Wed, Feb 13, 2019 - Page 4 News List

Cell therapy to give fresh hope to cancer sufferers

GOOD NEWS:Cell therapy can be used together with mainstream medicine to help heal cancer or stroke patients who have exhausted other treatment options

Staff writer, with CNA

Various types of cell therapy are expected to be allowed as soon as this month, and they could benefit about 100,000 cancer patients per year, the government said on Sunday.

The new hope for cancer patients and people with other conditions comes after the Regulations Governing the Application of Specific Medical Examination Techniques and Medical Devices were amended in September last year to permit six types of cell therapy for blood cancers, strokes and degenerative joints, among other illnesses.

The amendment was designed to close a loophole that required patients to seek cell therapy abroad, sometimes resulting in disputes due to language barriers and a lack of understanding of the therapy being provided.

Ministry of Health and Welfare Department of Medical Affairs Director-General Shih Chung-liang (石崇良) said four medical centers have applied to provide cell therapies and the applications are being reviewed.

Approval could be given as soon as the end of the month, the Executive Yuan said in a statement.

Once available, the therapies could be used to help as many as 100,000 cancer patients per year, Shih said.

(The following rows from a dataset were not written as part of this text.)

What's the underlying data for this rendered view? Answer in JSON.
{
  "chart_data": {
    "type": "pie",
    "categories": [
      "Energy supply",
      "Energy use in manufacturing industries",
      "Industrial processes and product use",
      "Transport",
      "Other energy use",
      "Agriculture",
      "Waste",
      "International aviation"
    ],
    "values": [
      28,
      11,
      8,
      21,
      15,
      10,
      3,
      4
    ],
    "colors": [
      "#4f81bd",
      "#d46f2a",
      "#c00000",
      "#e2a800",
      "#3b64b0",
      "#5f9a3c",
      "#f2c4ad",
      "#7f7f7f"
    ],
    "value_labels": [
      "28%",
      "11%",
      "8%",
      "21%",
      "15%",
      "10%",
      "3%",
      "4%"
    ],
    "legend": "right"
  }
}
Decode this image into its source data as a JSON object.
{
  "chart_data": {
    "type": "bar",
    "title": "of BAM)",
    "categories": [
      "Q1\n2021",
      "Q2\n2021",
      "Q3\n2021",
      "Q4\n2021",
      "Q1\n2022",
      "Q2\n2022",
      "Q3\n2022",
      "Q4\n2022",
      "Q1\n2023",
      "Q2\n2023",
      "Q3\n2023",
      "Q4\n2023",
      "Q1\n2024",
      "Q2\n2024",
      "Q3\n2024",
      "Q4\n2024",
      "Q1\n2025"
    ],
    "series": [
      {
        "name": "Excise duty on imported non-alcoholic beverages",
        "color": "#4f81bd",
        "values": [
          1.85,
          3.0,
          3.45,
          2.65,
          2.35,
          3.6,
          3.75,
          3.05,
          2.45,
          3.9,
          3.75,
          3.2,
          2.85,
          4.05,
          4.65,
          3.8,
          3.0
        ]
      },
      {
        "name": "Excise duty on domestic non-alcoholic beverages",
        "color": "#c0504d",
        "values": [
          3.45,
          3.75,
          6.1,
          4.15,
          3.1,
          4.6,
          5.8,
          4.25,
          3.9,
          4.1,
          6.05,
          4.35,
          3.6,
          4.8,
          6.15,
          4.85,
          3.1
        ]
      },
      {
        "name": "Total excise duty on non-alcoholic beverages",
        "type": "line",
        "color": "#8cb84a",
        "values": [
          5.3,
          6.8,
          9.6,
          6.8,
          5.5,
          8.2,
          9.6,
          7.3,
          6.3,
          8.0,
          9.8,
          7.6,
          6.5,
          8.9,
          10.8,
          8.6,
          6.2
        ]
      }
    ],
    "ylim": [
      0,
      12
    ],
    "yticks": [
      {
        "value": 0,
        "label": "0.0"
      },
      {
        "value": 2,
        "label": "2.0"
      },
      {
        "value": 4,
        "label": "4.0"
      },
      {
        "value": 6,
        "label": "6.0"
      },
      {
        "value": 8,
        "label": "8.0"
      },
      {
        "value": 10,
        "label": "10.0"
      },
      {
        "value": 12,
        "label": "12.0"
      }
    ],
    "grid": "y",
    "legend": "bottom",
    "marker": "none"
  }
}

Taipei Veterans General Hospital Department of Medical Research head Chiou Shih-hwa (邱士華) said cell therapy has been around for about 20 years and can be used together with mainstream medicine to help treat cancer or stroke patients who have exhausted other treatment options.

Because cell therapies have been prohibited in the nation, some terminal cancer patients have sought therapy in other nations at a cost of at least NT$1 million (US$32,435) for each course of treatment, but that can be risky because of the different medical standards and problems with follow-up care back home, Chiou said.

Allowing local hospitals to provide the treatments would be good for patients, the medical sector and hospitals, he said.

Among the six therapies is T-cell immunotherapy for blood malignancies and solid tumors that do not respond to other treatments.

They also include CD34-selected peripheral blood stem cell transplants, used to treat blood cancers such as myeloma and also strokes; bone marrow mesenchymal stem cell transplants used to treat strokes and degenerative joint disease; and autologous chondrocyte implantations to treat knee cartilage defects.